The Game of Love and Death(88)



To die was not the worst thing that could have happened. The worst thing was that she’d almost missed the wonder of love.

She could not speak, not with Death’s hands crushing her throat, the source of her song. She sent Death a thought, one she hoped would be her final gift. The Game means something only because we lose. That is your gift to humans. So thank you.

Death’s hands faltered. Flora took in a deep, painful breath. She swayed, and then Love was standing behind her, holding her up.

“If life didn’t end,” he said, “there would be no need for me. To choose love in the face of death is the ultimate act of courage. I am the joy, but you are the meaning. Together, we make humanity more than it otherwise might have been.”

Death stepped away. Her shoulders heaved, and tears striped her face. She removed an envelope from her pocket. She opened it and removed a piece of paper. When she destroyed it, both players would be lost.

“No,” Love said. “Please. Wait.”

“It’s not what you think,” Death said. “Trust me. It’s just that I cannot do this without you.” She pressed the paper against her heart. Two names, Flora’s and Henry’s, had been written on it.

Death handed the paper to Love. “Keep it safe for me. Keep them safe.”

“For how long?” he said.

Flora did not hear Death’s answer.

And then she was gone from that space, and back inside the airplane, and it was burning. The heat and the smoke were more than she could endure. She struggled to free herself. And then she felt two pairs of hands and arms closing around her. She’d given herself to love, and then she’d given herself to death, marveling that both forms of surrender felt like deliverance.
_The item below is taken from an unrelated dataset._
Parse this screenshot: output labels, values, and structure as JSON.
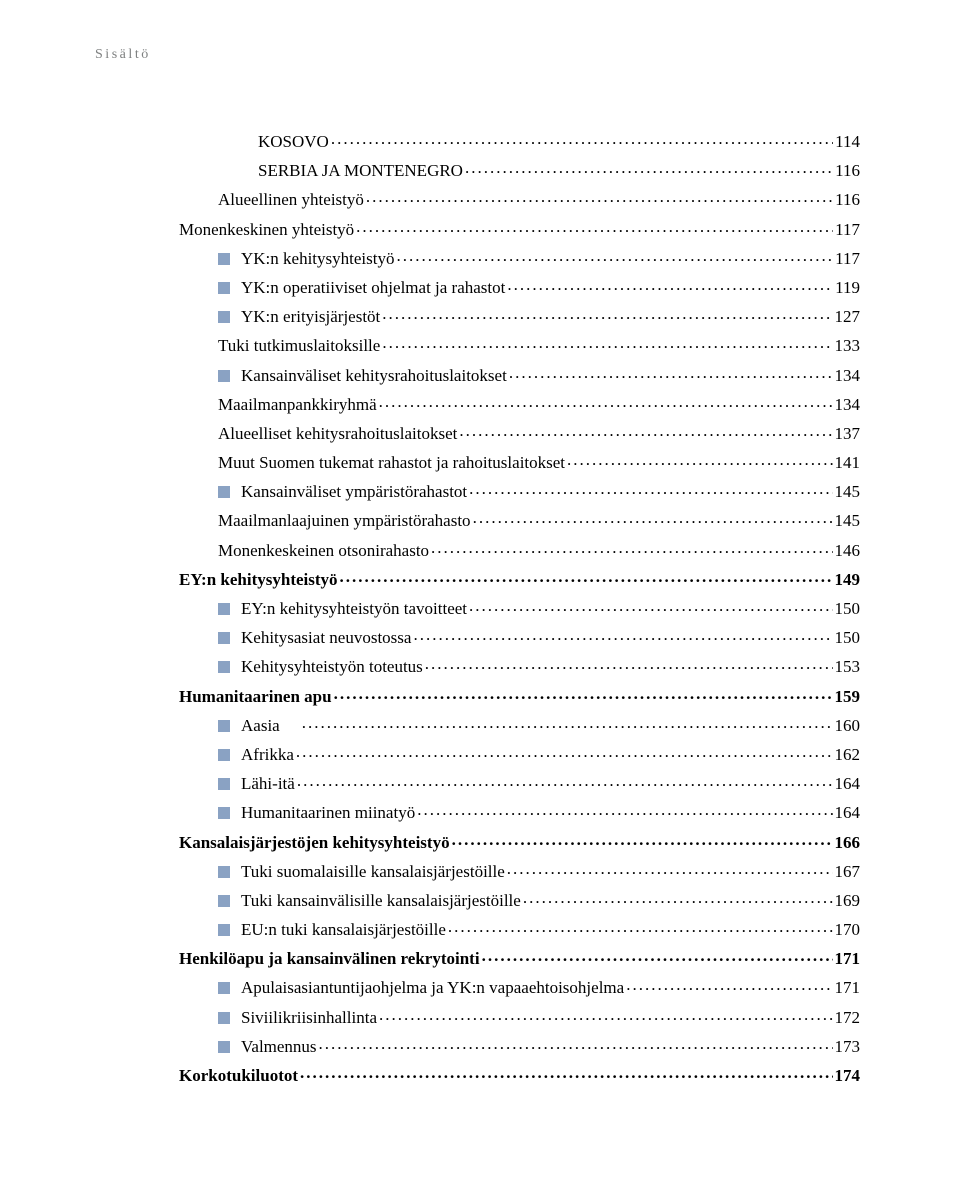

These beings who carried her, immortal both, held her to the sky for one last flight, during which her skin was soothed and made whole by a wash of blue air, air as cool as the sea under a full moon.

She felt herself being laid on the ground.

She opened her eyes as an explosion filled her ears.





HENRY reached Flora just as the Staggerwing blew up. He covered her body with his, stunned at what he’d seen: the plane dropping from the sky, slamming into the runway, tearing a smoking black streak into the earth. He’d run to save her, but she’d somehow been thrown free and had materialized on the gravel about twenty yards clear of the burning wreckage. He thought he might be hallucinating, but then she shifted beneath him, and he realized it did not matter what had happened or what he’d seen. All that mattered was she was there with him.

He looked down at her, beautiful and uninjured, as though she’d been made of something unbreakable.

She blinked and focused. “Henry?”

“Flora.” Her name was fire and music in his mouth. A weight flew from his shoulders, the one he’d felt on them his entire life. “The Game. Is it over?”

“I don’t know.”

They sat, and she brushed bits of glass from his shoulders, looking at him as if the world contained nothing else. He stood, and held out a hand. She took it, and they were side by side, watching the plane turn to ash. She shook her head at him and laughed. And then she was kissing him, the sort of kiss that they both might have thought existed only in the lyrics of songs.

The kiss: It felt like light rising through them. It was a memory and it was a promise, an enigma and a wonder. It was music. A conversation. A flight. A true story. And it was theirs.





DEATH hadn’t visited the small green house for many years. The world had changed all around it. No longer were the cars graceful things of steel and chrome. Some were small and sleek, tucked against sidewalks. Others were great rusting hulks on blocks in overgrown lots. But the house in Death’s memories remained as it ever was. Neatly painted, pleasingly compact, its windows lit with soft yellow light, filtered by gauzy curtains.

Wearing an old-fashioned red dress that had somehow managed to come back into style, Death climbed the steps. Shallow crescents had been worn into the treads by time and passing feet, but the stairs felt sturdy, well cared for, ready to help people transition from inside to out and back again.

The house was quiet but for a vintage jazz album that took Death’s mind back to the days the song had been played live: “Walk Beside Me.”

Once upon a time I dreamed

Of how my life would go …

Death turned to take in the late-afternoon sun. She waited for him to arrive, much as he’d waited for her in Venice that spring day so many years ago. The passing time felt a bit like a dream: so vivid in parts, and yet nothing she could truly hold on to.

I’d span the globe, a lonely soul

Beneath the moon’s white glow …

Love materialized beneath a once-small oak tree that now shaded the street. He’d dressed, as ever, in his fine gray suit. And he greeted her with a wistful smile.

For years after the Game ended, he’d sat by her side, holding her hand, until the moment came and she knew she could carry on alone. That’s the way of unfed hunger. It dies, even as it feels like healing.

But there was something more to it. Death couldn’t bear Love’s suffering. He was as hungry as she, although for something else. And so, because she loved him — she knew this feeling now, both its name and its effects — she’d let him go.